İngiltere’nin Avrupa Birliği’nden çıkma kararı; sadece Avrupa Birliği’nde değil, dünyada yeni merhalenin başlangıcından haber vermekte. Öyle ki, Avrupa ile entegrasyon isteyen başka ülkelerin de bakış açısında, olumsuz bir değişim söz konusu olacaktır.
İngiltere ile Avrupa ittifakı ilişkilerinin geçmişine baktığımızda, dönemin siyasetçi ve liderlerinin, bu ilişkilere yönelik perspektif gösteren söylem ve analizlerine baktığımızda, bugün gelinen noktayı daha net anlayabiliyoruz.
Radyo Liberty’nin, geçmişte söylenenlere dair derlemelerinde ilginç örnekler dikkatimi çekti. Mesela zamanında bu İttifakın kurulmasına emek vermiş İngiltere’nin bakış açısını anlamak için, Winston Churchill’in zamanında İttifak - İngiltere ilişkileri üzerine yorumunu tekrar gözden geçirmek gerekiyor.
- “Bizim kendi arzularımız ve hedeflerimiz vardır. Biz Avrupa ile birlikteyiz. Lakin bize, vahit olduğumuz söylenemez. Birleşmemize rağmen, biz iç içe değiliz. Eğer Britanya; Avrupa ile Açık Deniz arasında tercih yapacak olsa, her zaman Açık Denizi tercih edecektir.”
Yine Britanya’nın eski Başbakanlarından Margaret Thatcher, 1979 Dublin’de Avrupa Birliği zirvesindeki sözleri, İngiltere ile Avrupa Birliği arasındaki karakter farkını ve bakış açısını anlatmaya yardım etmektedir.

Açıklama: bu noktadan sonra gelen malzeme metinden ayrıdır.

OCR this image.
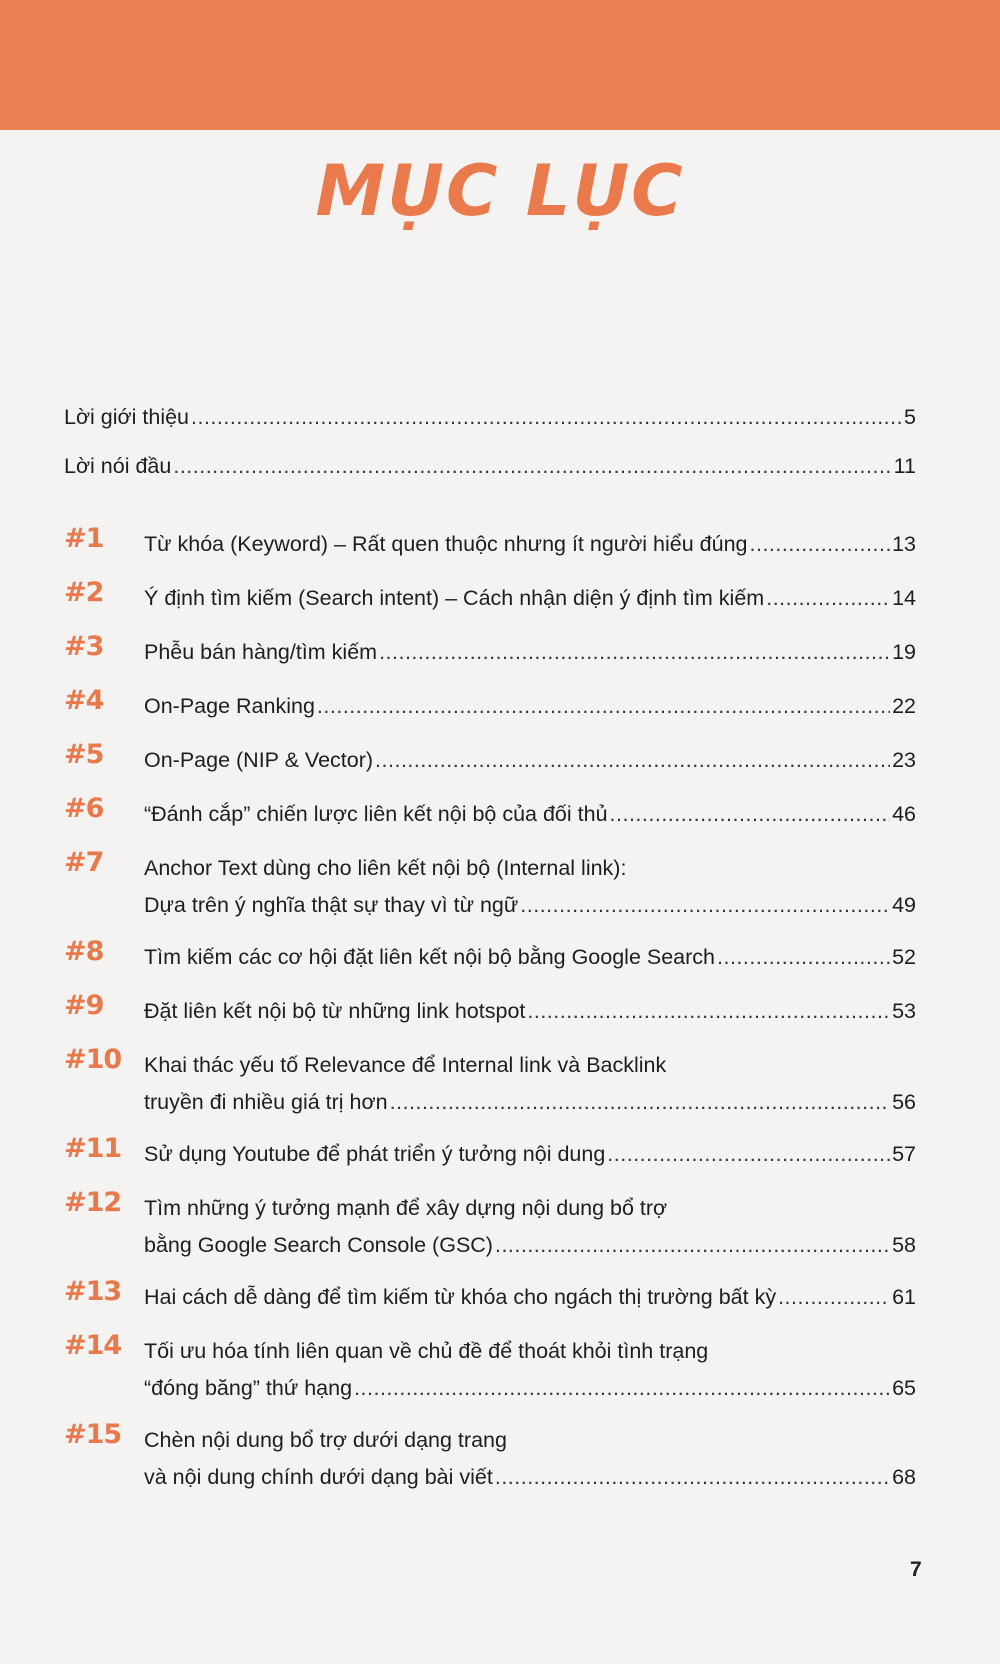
MỤC LỤC
Lời giới thiệu .....	5
Lời nói đầu .....	11
#1 Từ khóa (Keyword) – Rất quen thuộc nhưng ít người hiểu đúng .....	13
#2 Ý định tìm kiếm (Search intent) – Cách nhận diện ý định tìm kiếm .....	14
#3 Phễu bán hàng/tìm kiếm .....	19
#4 On-Page Ranking .....	22
#5 On-Page (NIP & Vector) .....	23
#6 “Đánh cắp” chiến lược liên kết nội bộ của đối thủ .....	46
#7 Anchor Text dùng cho liên kết nội bộ (Internal link):
Dựa trên ý nghĩa thật sự thay vì từ ngữ .....	49
#8 Tìm kiếm các cơ hội đặt liên kết nội bộ bằng Google Search .....	52
#9 Đặt liên kết nội bộ từ những link hotspot .....	53
#10 Khai thác yếu tố Relevance để Internal link và Backlink
truyền đi nhiều giá trị hơn .....	56
#11 Sử dụng Youtube để phát triển ý tưởng nội dung .....	57
#12 Tìm những ý tưởng mạnh để xây dựng nội dung bổ trợ
bằng Google Search Console (GSC) .....	58
#13 Hai cách dễ dàng để tìm kiếm từ khóa cho ngách thị trường bất kỳ .....	61
#14 Tối ưu hóa tính liên quan về chủ đề để thoát khỏi tình trạng
“đóng băng” thứ hạng .....	65
#15 Chèn nội dung bổ trợ dưới dạng trang
và nội dung chính dưới dạng bài viết .....	68
7
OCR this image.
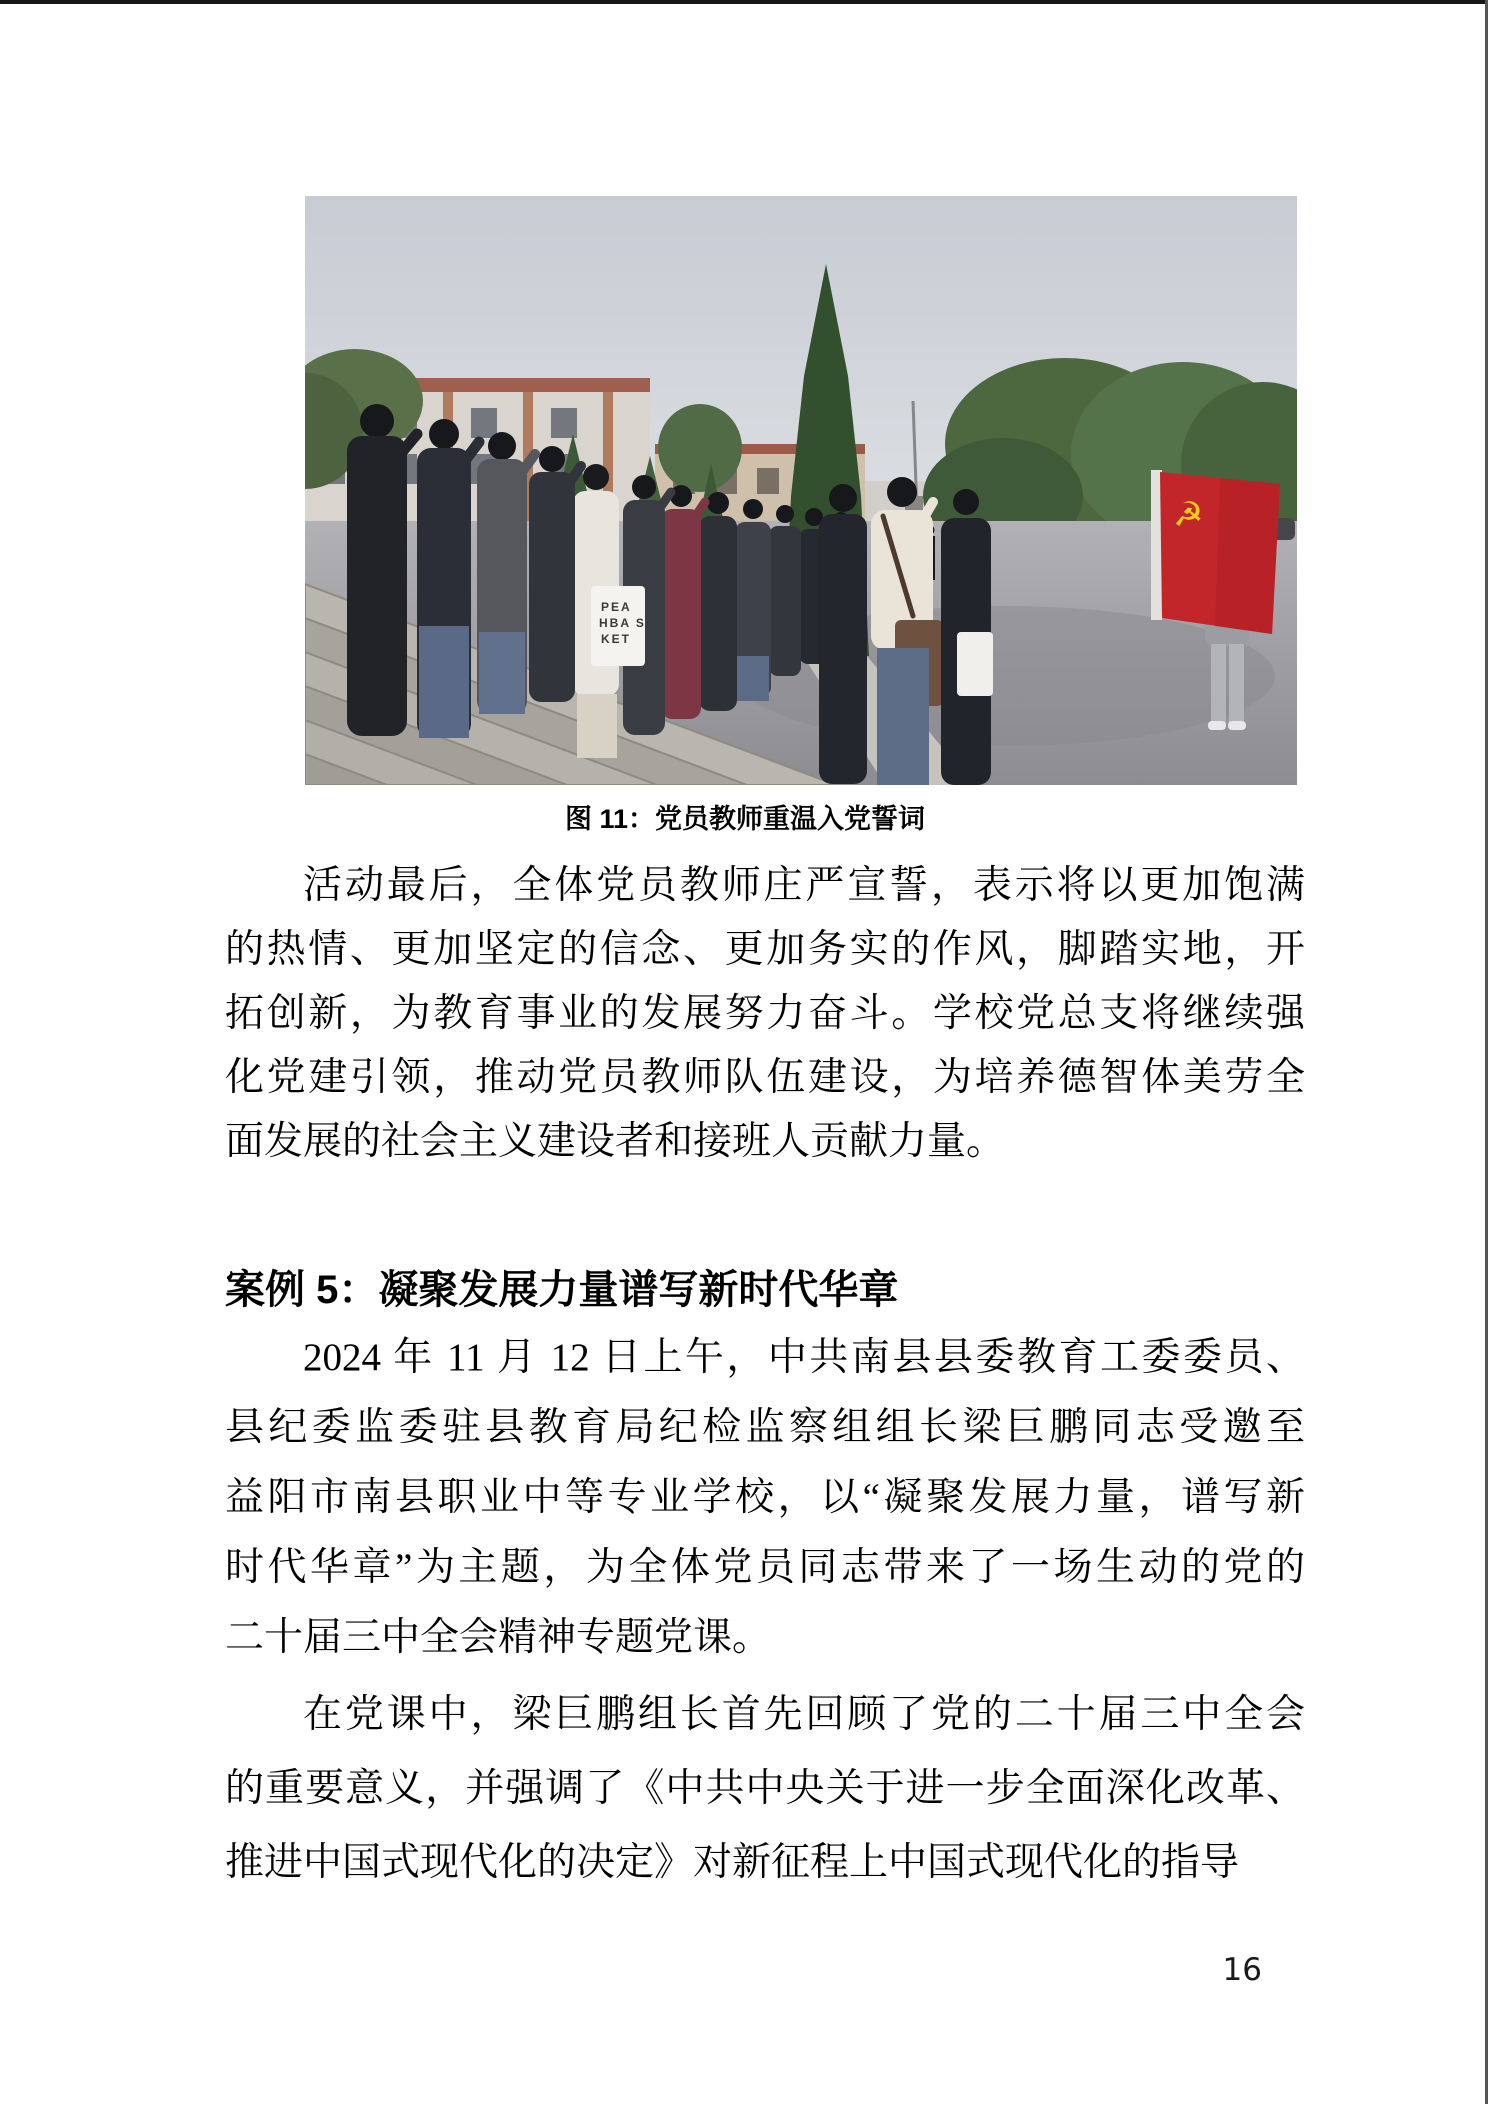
PEA
HBA S
KET
☭
图 11：党员教师重温入党誓词
活动最后，全体党员教师庄严宣誓，表示将以更加饱满
的热情、更加坚定的信念、更加务实的作风，脚踏实地，开
拓创新，为教育事业的发展努力奋斗。学校党总支将继续强
化党建引领，推动党员教师队伍建设，为培养德智体美劳全
面发展的社会主义建设者和接班人贡献力量。
案例 5：凝聚发展力量谱写新时代华章
2024 年 11 月 12 日上午，中共南县县委教育工委委员、
县纪委监委驻县教育局纪检监察组组长梁巨鹏同志受邀至
益阳市南县职业中等专业学校，以“凝聚发展力量，谱写新
时代华章”为主题，为全体党员同志带来了一场生动的党的
二十届三中全会精神专题党课。
在党课中，梁巨鹏组长首先回顾了党的二十届三中全会
的重要意义，并强调了《中共中央关于进一步全面深化改革、
推进中国式现代化的决定》对新征程上中国式现代化的指导
16
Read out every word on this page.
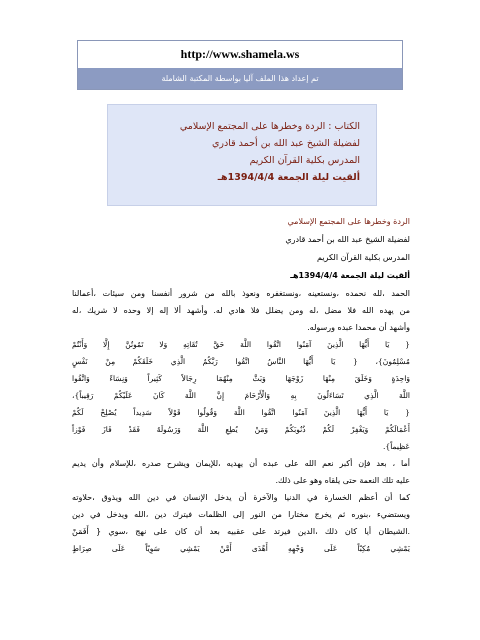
http://www.shamela.ws
تم إعداد هذا الملف آليا بواسطة المكتبة الشاملة
الكتاب : الردة وخطرها على المجتمع الإسلامي
لفضيلة الشيخ عبد الله بن أحمد قادري
المدرس بكلية القرآن الكريم
ألقيت ليلة الجمعة 1394/4/4هـ
الردة وخطرها على المجتمع الإسلامي
لفضيلة الشيخ عبد الله بن أحمد قادري
المدرس بكلية القرآن الكريم
ألقيت ليلة الجمعة 1394/4/4هـ
الحمد ،لله نحمده ،ونستعينه ،ونستغفره ونعوذ بالله من شرور أنفسنا ومن سيئات ،أعمالنا
من يهده الله فلا مضل ،له ومن يضلل فلا هادي له. وأشهد ألا إله إلا وحده لا شريك ،له
وأشهد أن محمدا عبده ورسوله.
{ يَا أَيُّهَا الَّذِينَ آمَنُوا اتَّقُوا اللَّهَ حَقَّ تُقَاتِهِ وَلا تَمُوتُنَّ إِلَّا وَأَنْتُمْ
مُسْلِمُونَ}، { يَا أَيُّهَا النَّاسُ اتَّقُوا رَبَّكُمُ الَّذِي خَلَقَكُمْ مِنْ نَفْسٍ
وَاحِدَةٍ وَخَلَقَ مِنْهَا زَوْجَهَا وَبَثَّ مِنْهُمَا رِجَالاً كَثِيراً وَنِسَاءً وَاتَّقُوا
اللَّهَ الَّذِي تَسَاءَلُونَ بِهِ وَالْأَرْحَامَ إِنَّ اللَّهَ كَانَ عَلَيْكُمْ رَقِيباً}،
{ يَا أَيُّهَا الَّذِينَ آمَنُوا اتَّقُوا اللَّهَ وَقُولُوا قَوْلاً سَدِيداً يُصْلِحْ لَكُمْ
أَعْمَالَكُمْ وَيَغْفِرْ لَكُمْ ذُنُوبَكُمْ وَمَنْ يُطِعِ اللَّهَ وَرَسُولَهُ فَقَدْ فَازَ فَوْزاً
عَظِيماً}.
أما ، بعد فإن أكبر نعم الله على عبده أن يهديه ،للإيمان ويشرح صدره ،للإسلام وأن يديم
عليه تلك النعمة حتى يلقاه وهو على ذلك.
كما أن أعظم الخسارة في الدنيا والآخرة أن يدخل الإنسان في دين الله ويذوق ،حلاوته
ويستضيء ،بنوره ثم يخرج مختارا من النور إلى الظلمات فيترك دين ،الله ويدخل في دين
.الشيطان أيا كان ذلك ،الدين فيرتد على عقبيه بعد أن كان على نهج ،سوي { أَفَمَنْ
يَمْشِي مُكِبّاً عَلَى وَجْهِهِ أَهْدَى أَمَّنْ يَمْشِي سَوِيّاً عَلَى صِرَاطٍ
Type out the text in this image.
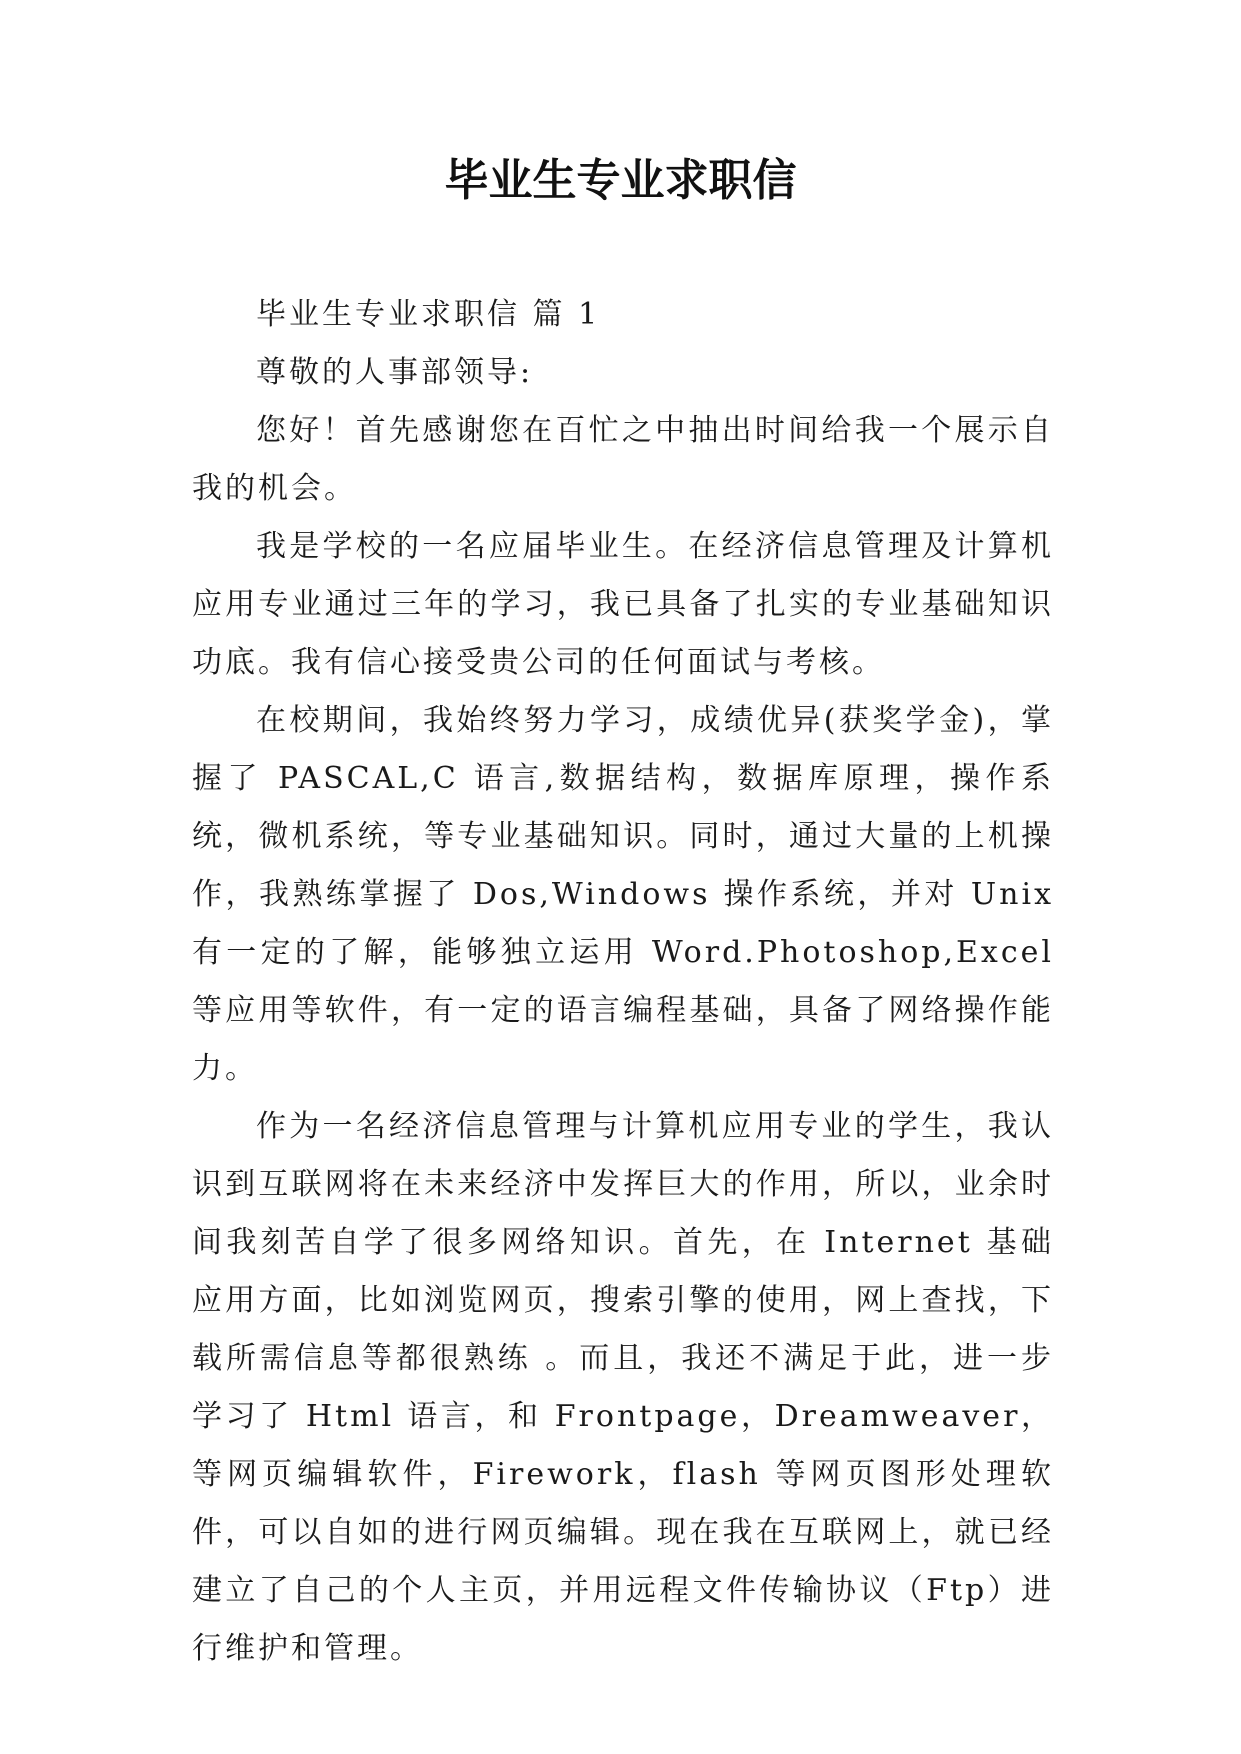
毕业生专业求职信

毕业生专业求职信 篇 1

尊敬的人事部领导:

您好！首先感谢您在百忙之中抽出时间给我一个展示自我的机会。

我是学校的一名应届毕业生。在经济信息管理及计算机应用专业通过三年的学习，我已具备了扎实的专业基础知识功底。我有信心接受贵公司的任何面试与考核。

在校期间，我始终努力学习，成绩优异(获奖学金)，掌握了 PASCAL,C 语言,数据结构，数据库原理，操作系统，微机系统，等专业基础知识。同时，通过大量的上机操作，我熟练掌握了 Dos,Windows 操作系统，并对 Unix 有一定的了解，能够独立运用 Word.Photoshop,Excel 等应用等软件，有一定的语言编程基础，具备了网络操作能力。

作为一名经济信息管理与计算机应用专业的学生，我认识到互联网将在未来经济中发挥巨大的作用，所以，业余时间我刻苦自学了很多网络知识。首先，在 Internet 基础应用方面，比如浏览网页，搜索引擎的使用，网上查找，下载所需信息等都很熟练 。而且，我还不满足于此，进一步学习了 Html 语言，和 Frontpage，Dreamweaver，等网页编辑软件，Firework，flash 等网页图形处理软件，可以自如的进行网页编辑。现在我在互联网上，就已经建立了自己的个人主页，并用远程文件传输协议（Ftp）进行维护和管理。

- “Bizim, yatırımlara harcadığımız iki sterlinden sadece biri, daha sonra kendimize geri dönüyor. Avrupa’dan fazla para değil, kendi paramızı geri istiyoruz.”
Ve nihayet İngilizlerin Birliğe bakış açılarına, zamanın Fransız lideri Charles de Gaulle’ün yorumu manidardı.
- “Herkesin bulunabileceği pazarda, siz yalnız olmak istiyorsunuz. Bu sizin sorununuzdur...”
İngiltere’nin; Avrupa Birliği’nden çıkma kararı, beraberinde İskoçya ve İrlanda’dan da referandum sinyallerini gündeme getirdi. Bu durumun, Büyük Britanya İmparatorluğu’nun günümüzdeki sınırlarını da etkileyeceği aşikârdır.
Nitekim İngiliz yazar Doris Lessing, “çocukluğumda, bir gün Büyük Britanya İmparatorluğu çökebilir, sıradan devletlerden birine dönüşebilir fikri akıl alır değildir. Lakin tüm imparatorluklar gibi, o da çöktü” sözleri, yeni dönem siyasi analizleri için içerik oluşturabilir niteliktedir.
Yabancı karşıtı dünya görüşünün, büyümenin değil küçülmenin sinyali olduğu aşikârdır. Ve bunu, sömürge felsefesini benimsemiş İngiltere gibi devletler yaptığında, bu tam çöküşün özünü oluşturabiliyor.
“Paylaşmadan yaşamak”, “masuma el uzatmamak”, “benden olmayan ölsün demek”, “başka medeniyetlere hayat hakkı tanımamak”, “ortada olan ekmekten sadece ben ve bana benzerler faydalanabilir” demenin sonucu, ne kadar güzel fikirler barındırırsa barındırsın, çöküşe mahkûm durumla karşı karşıyasın demektir.
Yeni süreç, eski üslupları yeniden gözden geçirmeyi tetikleyecektir ve nihayetinde Mevlana dediği gibi yeni sözler söyleyenlerin hâkim kılınacağı merhale başlatılacaktır. Paylaşma ve adaletin liderliğini, insan merkezli menfaat kodeksini bayrak edinenler, dünyayı düştüğü şaşkınlıktan kurtarabilir.